Com a queda do muro de Berlim e a inauguração de uma nova era na história da humanidade, certas ações milenares passaram a ser desempenhadas por grupos que alcançam a atuação dos atores internacionais, apresentando-se como as "novas" ameaças do nosso tempo, atuando sempre na ilegalidade. Combater a pirataria [40], o terrorismo internacional, o tráfego ilegal de armas, pessoas e drogas são os desafios dos tempos atuais (SILVA, 2006, p. 32).

As novas ameaças são ilícitos internacionais que passaram a utilizar os mesmos recursos disponíveis no mundo globalizado: paraísos fiscais, movimentação eletrônica de dinheiro, amplo emprego da internet, etc. Estas tecnologias modernas permitem que os agentes atuem de forma ágil e com abrangência global, sendo difícil às autoridades governamentais rastrear ou coibir suas atividades.

Após o ataque de 11 de setembro de 2001, com o planeta já fortemente globalizado, uma série de tratados e acordos foram estabelecidos, com reflexos também no comércio internacional. A Organização Marítima Internacional (IMO), agência reguladora vinculada à ONU (UNITED NATIONS, 2007a), implementou uma norma internacional para proteção de navios e instalações portuárias contra atos de terrorismo (International Ships and Port Security Code – ISPS Code), por pressão dos EUA. A IMO também implementou uma outra norma, possibilitando a interceptação de navios mercantes suspeitos de transportarem material explosivo ou radioativo que visem causar danos à população ou material a ser usado na produção de armas químicas, biológicas ou nucleares [41] (SILVA, 2006, p. 33).

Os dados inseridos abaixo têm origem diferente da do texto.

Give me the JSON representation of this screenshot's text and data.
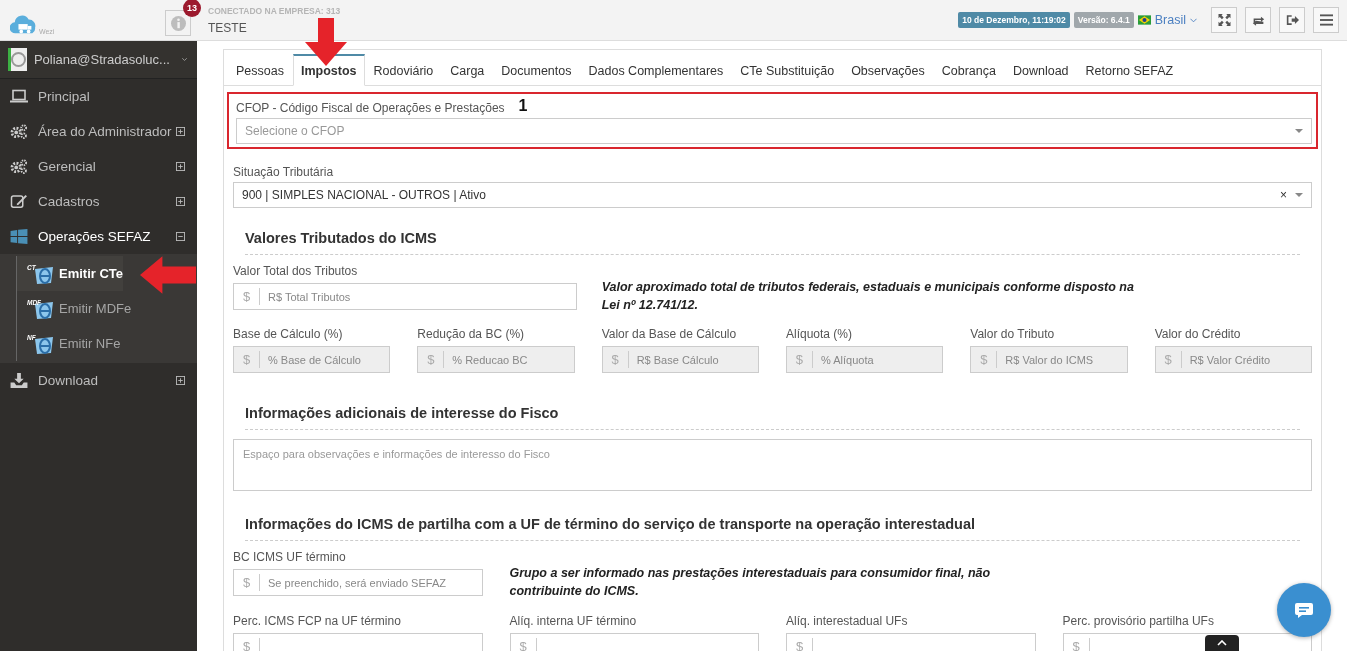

Mesmo diante das novas ameaças, o Direito Internacional impõe que a estrutura de prevenção de conflitos armados ameaçadores da paz mundial passa necessariamente pelo Conselho de Segurança da ONU, embora este opere engessado pelo poder de veto possibilitado aos cinco membros permanentes, que o utilizam em prol dos seus interesses individuais (alguns até de cunho imperialista). Esta estrutura torna as ações da ONU quase ineficazes, ante a agilidade com que as "novas ameaças" conseguem atuar, mantendo aberto o caminho para a instabilidade. O retorno ao conceito westafaliano da soberania plena, adotado por algumas potências, o argumento da primazia de seus "interesses" nacionais e a introdução do princípio da legítima defesa preventiva ou preemptiva, acabam por ameaçar o que a humanidade vem logrando construir nos últimos séculos, pelo consenso e costume internacionais. Em 2002, as palavras de George W. Bush podem demonstrar a resolução do governo estadunidense em justificar suas ações ofensivas como atos preventivos:

"Não hesitaremos em agir sozinhos, se necessário, para exercer o nosso direito de autodefesa, agindo preventivamente (...) a nossa melhor defesa é um bom ataque (...) Devemos adaptar o conceito de ameaça iminente à capacidade e aos objetivos dos adversários de hoje. (...) Para impedir ou prevenir ações hostis dos nossos adversários, os EUA, se necessário, agirão preventivamente." (BUSH apud SILVA, Ângela, 2007, p. 35)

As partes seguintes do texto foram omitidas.